Amazons kassenlose Zukunftsvision scheitert krachend an der Realität

Was einst als revolutionäre Neuerfindung des Einkaufens gefeiert wurde, endet nun mit einem stillen Begräbnis: Amazon schließt sämtliche Mini-Supermärkte seiner Marke Amazon Go. Der Traum vom kassenlosen Einkaufen, bei dem Kunden einfach Waren aus dem Regal greifen und ohne lästiges Anstehen den Laden verlassen können, hat sich als wirtschaftliches Luftschloss entpuppt.
Milliardeninvestitionen verpuffen im Nichts
Seit 2018 betrieb der Konzern diese futuristisch anmutenden Geschäfte in den USA. Gewichtssensoren in den Regalen und ein ausgeklügeltes Kamerasystem an der Decke sollten jeden Einkauf präzise erfassen und automatisch vom Kundenkonto abbuchen. Die Technologie funktionierte – doch sie war schlicht zu teuer. Branchenkenner hatten bereits seit Jahren gewarnt, dass die aufwendige Infrastruktur die Wirtschaftlichkeit massiv belaste.
Nun zieht Amazon die Reißleine. Die verbliebenen 14 Amazon-Go-Standorte in Nordamerika werden geschlossen. Doch damit nicht genug: Auch die mehr als 50 Amazon-Fresh-Supermärkte, die wie herkömmliche Lebensmittelgeschäfte funktionierten, müssen dran glauben. Der Konzern räumt freimütig ein, kein tragfähiges Geschäftsmodell für einen weitreichenden Ausbau gefunden zu haben.
Vom Innovator zum Rückzugsgefecht
Die Ironie der Geschichte ist bemerkenswert. Während Amazon die eigenen Läden schließt, wird die kassenlose Technologie inzwischen von anderen Händlern an mehr als 360 Standorten in fünf Ländern eingesetzt – von Krankenhaus-Cafeterien bis hin zu Eishockey-Arenen. Selbst Amazon nutzt das System weiterhin, allerdings nur noch intern: In über 40 Logistikzentren versorgen sich die eigenen Mitarbeiter damit.

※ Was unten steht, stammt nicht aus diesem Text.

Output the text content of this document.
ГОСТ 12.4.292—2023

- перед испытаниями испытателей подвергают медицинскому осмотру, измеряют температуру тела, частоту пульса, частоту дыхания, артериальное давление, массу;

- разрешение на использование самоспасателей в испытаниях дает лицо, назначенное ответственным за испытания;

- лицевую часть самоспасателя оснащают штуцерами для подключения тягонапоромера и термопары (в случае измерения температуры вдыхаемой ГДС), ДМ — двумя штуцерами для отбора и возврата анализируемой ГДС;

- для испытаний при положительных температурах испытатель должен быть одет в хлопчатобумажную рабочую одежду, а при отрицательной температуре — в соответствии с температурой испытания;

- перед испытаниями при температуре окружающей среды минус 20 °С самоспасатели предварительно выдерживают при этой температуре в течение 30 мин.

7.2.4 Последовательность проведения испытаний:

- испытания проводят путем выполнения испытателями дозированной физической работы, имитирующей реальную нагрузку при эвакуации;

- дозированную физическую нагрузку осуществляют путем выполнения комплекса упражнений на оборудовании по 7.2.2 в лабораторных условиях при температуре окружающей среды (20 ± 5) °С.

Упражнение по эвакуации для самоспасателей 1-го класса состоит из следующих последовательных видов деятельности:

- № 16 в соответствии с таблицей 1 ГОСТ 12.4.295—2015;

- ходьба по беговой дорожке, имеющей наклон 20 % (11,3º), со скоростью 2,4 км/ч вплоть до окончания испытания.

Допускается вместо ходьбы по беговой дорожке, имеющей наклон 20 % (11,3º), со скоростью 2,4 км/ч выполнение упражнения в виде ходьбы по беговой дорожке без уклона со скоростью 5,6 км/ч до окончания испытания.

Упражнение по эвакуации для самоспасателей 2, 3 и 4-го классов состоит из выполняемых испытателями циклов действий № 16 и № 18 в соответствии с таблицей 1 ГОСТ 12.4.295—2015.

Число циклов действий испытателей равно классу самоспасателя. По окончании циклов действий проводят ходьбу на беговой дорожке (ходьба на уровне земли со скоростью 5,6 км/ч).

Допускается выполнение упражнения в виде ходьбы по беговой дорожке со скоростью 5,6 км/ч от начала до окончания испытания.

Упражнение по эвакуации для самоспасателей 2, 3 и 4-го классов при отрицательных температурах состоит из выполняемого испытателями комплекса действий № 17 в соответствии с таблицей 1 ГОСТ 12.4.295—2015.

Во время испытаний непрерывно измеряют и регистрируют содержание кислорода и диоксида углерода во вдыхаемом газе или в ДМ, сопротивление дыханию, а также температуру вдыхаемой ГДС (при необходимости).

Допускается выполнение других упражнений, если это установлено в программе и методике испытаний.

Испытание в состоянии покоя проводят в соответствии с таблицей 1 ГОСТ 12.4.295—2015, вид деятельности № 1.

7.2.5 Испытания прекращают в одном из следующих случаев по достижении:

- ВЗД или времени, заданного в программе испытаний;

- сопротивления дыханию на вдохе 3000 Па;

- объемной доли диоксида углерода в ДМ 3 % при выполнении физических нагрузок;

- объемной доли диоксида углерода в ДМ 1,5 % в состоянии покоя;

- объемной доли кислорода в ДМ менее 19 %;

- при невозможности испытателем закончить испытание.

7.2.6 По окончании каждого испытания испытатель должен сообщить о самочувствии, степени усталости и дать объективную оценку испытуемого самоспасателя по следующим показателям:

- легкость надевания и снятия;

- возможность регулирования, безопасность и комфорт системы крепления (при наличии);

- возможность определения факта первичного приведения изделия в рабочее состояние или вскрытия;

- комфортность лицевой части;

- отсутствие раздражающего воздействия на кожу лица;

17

Ein Teil der aufgegebenen Standorte soll künftig unter dem Banner von Whole Foods weiterbetrieben werden, jener Supermarktkette, die Amazon 2017 übernommen hatte. Ob die kassenlose Technologie dort zum Einsatz kommen wird, ließ der Konzern bezeichnenderweise offen.
Auch das Bezahlen per Handscan wird beerdigt
Parallel zum Ladensterben verschwindet ein weiteres Prestigeprojekt: Das System zum Bezahlen per Hand-Scan, das Amazon unter anderem in seinen Whole-Foods-Märkten eingeführt hatte, wird bis Anfang Juni eingestellt. Die biometrischen Daten der Kunden sollen gelöscht werden – ein schwacher Trost für all jene, die ihre Handflächenabdrücke bereitwillig hergegeben hatten.
Ein Muster des Scheiterns
Die Schließungswelle reiht sich nahtlos in eine Serie gescheiterter Experimente ein. In den vergangenen Jahren versuchte Amazon auf verschiedensten Wegen, vom reinen Online-Handel ins stationäre Geschäft vorzustoßen. Buchläden, Elektronikgeschäfte, Modeläden – allesamt wurden sie wieder aufgegeben. Der vermeintlich unbesiegbare Tech-Gigant musste lernen, dass der traditionelle Einzelhandel seine eigenen, unbarmherzigen Gesetze hat.
Diese Entwicklung sollte all jenen zu denken geben, die blind auf technologische Heilsversprechen setzen. Nicht jede Innovation, die auf dem Papier brillant erscheint, bewährt sich in der harten Realität des Marktes. Manchmal sind die bewährten Methoden eben doch die besseren – auch wenn sie weniger spektakulär daherkommen.